Reviewed By Corbin Williamson

Nineteen Gun Salute is a collection of short biographies of American admirals who demonstrated exceptional leadership qualities during their naval service. The admirals were skilled operational and strategic commanders as well as diplomats. The work avoids the most well-known 20th century admirals such as Nimitz, King, and Halsey, though Spruance is included. Each admiral is identified by a single characteristic such as multilateral or honest, which serves to provide a useful collection of desirable traits when take in totality. A short summary of each admiral included follows.

William Sims was an early advocate of Anglo-American relations, an alliance that later became the “bedrock” of American grand strategy. William Standley was an efficient, economical CNO who aligned the Navy with a business mentality while successfully guiding a naval expansion program through the corridors of New Deal politics. William Leahy’s blunt honesty combined with common sense helped him work well with people of differing opinions as the Chairman of the Joint Chiefs of Staff. Kelly Turner was not in fact ‘Terrible’ but was a skillful organizer whose intellect and hard work ethic served him well as did his singular focus on the objective.

Raymond Spruance’s propensity to delegate and his ability to identify 2nd and 3rd order effects served him well in a series of fortuitous assignments. Thomas Kinkaid’s broad perspective and discipline helped him as a planner and as a coordinator of large, joint operations on an aggressive timetable. Alan Kirk’s skill at making powerful, well-connected friends aided him in the European Theater of Operations, where he sought the interests of the U.S. Navy over foreign organizations. Richard Conolly’s enthusiasm and talent for empowering and encouraging subordinates helped him coordinate complex amphibious assaults.

During the Truman administration, Arthur Radford’s willingness to forcefully advocate for his opinion played an important role in the creation of the Department of Defense. Due to his engineering background and openness to new technology, Arleigh Burke helped bring the Polaris missile program into service. Harry Felt’s leadership was defined by his investment in subordinates and his willingness to express his views forcefully. Horacio Rivero’s pattern of successful collaboration with a range of non-military individuals allowed him to achieve a “win-win” solution as Ambassador to Spain, a rare and honored posting for an admiral, during the 1973 October War. Thomas Moorer’s ability to trust his subordinates and the loyalty he demonstrated toward them brought him repeated success. Richard Colbert’s long term pursuit of multilateral partnerships played an important role in the creating STANVFORLANT and courses for mid-grade foreign officers at the Naval War College. Elmo Zumwalt secures successive tours in high-profile assignments through non-traditional thinking combined with a personable touch.

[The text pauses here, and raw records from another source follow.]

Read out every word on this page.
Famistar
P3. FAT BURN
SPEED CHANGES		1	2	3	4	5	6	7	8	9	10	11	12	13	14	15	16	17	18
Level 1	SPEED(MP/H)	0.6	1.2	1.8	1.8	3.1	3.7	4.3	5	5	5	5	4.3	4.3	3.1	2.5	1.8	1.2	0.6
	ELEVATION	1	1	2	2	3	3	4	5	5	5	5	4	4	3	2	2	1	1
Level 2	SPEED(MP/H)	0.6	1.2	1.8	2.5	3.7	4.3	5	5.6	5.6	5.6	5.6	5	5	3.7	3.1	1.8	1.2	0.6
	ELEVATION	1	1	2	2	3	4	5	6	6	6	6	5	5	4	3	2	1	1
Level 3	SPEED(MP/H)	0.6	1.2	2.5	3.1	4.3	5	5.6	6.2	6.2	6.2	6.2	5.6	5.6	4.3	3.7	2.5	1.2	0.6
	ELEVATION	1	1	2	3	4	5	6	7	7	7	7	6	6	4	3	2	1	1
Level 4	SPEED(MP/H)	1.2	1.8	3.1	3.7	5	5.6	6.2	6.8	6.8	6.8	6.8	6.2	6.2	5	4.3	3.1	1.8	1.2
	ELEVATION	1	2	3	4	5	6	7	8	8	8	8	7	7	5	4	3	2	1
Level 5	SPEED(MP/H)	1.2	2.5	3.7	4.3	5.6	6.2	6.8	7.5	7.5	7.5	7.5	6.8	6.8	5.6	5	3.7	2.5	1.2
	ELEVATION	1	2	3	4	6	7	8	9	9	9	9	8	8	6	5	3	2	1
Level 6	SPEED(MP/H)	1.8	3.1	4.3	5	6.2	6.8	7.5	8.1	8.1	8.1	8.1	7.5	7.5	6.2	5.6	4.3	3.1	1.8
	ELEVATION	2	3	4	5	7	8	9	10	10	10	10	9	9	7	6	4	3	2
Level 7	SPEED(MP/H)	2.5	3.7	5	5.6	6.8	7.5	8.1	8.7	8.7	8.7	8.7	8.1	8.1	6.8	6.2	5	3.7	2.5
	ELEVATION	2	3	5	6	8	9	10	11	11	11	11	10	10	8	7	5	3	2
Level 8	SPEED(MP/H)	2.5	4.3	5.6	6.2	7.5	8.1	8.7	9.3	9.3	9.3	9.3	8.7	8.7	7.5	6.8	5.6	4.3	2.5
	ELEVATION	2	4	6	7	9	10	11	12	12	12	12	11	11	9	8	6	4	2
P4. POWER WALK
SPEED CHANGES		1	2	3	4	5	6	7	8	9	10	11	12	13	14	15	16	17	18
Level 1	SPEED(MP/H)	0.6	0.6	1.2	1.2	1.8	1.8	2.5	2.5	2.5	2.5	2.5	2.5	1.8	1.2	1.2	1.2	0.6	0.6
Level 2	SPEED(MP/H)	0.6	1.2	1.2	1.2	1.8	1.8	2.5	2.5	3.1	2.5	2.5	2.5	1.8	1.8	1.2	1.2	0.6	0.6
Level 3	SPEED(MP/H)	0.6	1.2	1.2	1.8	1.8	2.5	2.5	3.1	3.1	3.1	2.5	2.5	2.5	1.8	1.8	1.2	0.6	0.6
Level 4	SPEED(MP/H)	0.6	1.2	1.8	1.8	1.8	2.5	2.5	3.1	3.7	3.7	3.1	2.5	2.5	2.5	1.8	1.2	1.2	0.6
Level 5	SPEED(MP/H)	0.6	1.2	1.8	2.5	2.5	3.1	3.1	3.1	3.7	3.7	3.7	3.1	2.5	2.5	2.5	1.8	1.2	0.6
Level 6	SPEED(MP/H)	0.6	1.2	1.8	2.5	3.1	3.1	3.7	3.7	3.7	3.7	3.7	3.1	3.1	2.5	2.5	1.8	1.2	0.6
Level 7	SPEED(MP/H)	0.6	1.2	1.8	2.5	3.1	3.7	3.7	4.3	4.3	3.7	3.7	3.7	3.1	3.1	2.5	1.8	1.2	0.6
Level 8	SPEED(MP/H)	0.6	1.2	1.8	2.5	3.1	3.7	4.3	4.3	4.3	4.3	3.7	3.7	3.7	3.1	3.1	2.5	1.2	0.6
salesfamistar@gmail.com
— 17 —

James Holloway III illustrates the value of extensive background experience in operational command at all levels. Carlisle Trost maintained readiness when many expensive programs had a call on the Navy’s budget and cultivated a broad array of connections and contacts. Leighton Smith’s pattern of honesty combined with an “aggressive, take-charge” disposition helped with his command of the NATO Bosnia campaign. Joseph Prueher’s background in Southeast Asia and flight experience proved invaluable in handling the 2001 EP-3 crisis with China.

This reviewer identified several themes that were particularly visible in many of the admirals surveyed: the ability to work well with foreign officers, a willingness to present views forcefully, and skill in cultivating a large range of contacts both in and out of government service. A final short essay by the editors ties together the biographies. The editors note the shift in the 20th century from a purely naval command style to a system that almost necessarily involved foreign nations. The difference between operational leadership, exercised on the theater level, and strategic leadership, exercised on the national level, is highlighted. Given the focus of many of the early essays on the Pacific campaign, the editors argue that this campaign was a clear demonstration of skilled operational leadership guided by effective strategic planning and oversight. A final comment on the post-Annapolis education of many of the admirals surveyed is welcome, though perhaps expected.

On the whole this engaging work highlights many of the lesser known successful commanders in the 20th century U.S. Navy and the leadership qualities that aided them in their success.

Corbin Williamson is a graduate student at Texas Tech University with an interest in U.S. Navy public relations in the interwar (1920s-30s) period.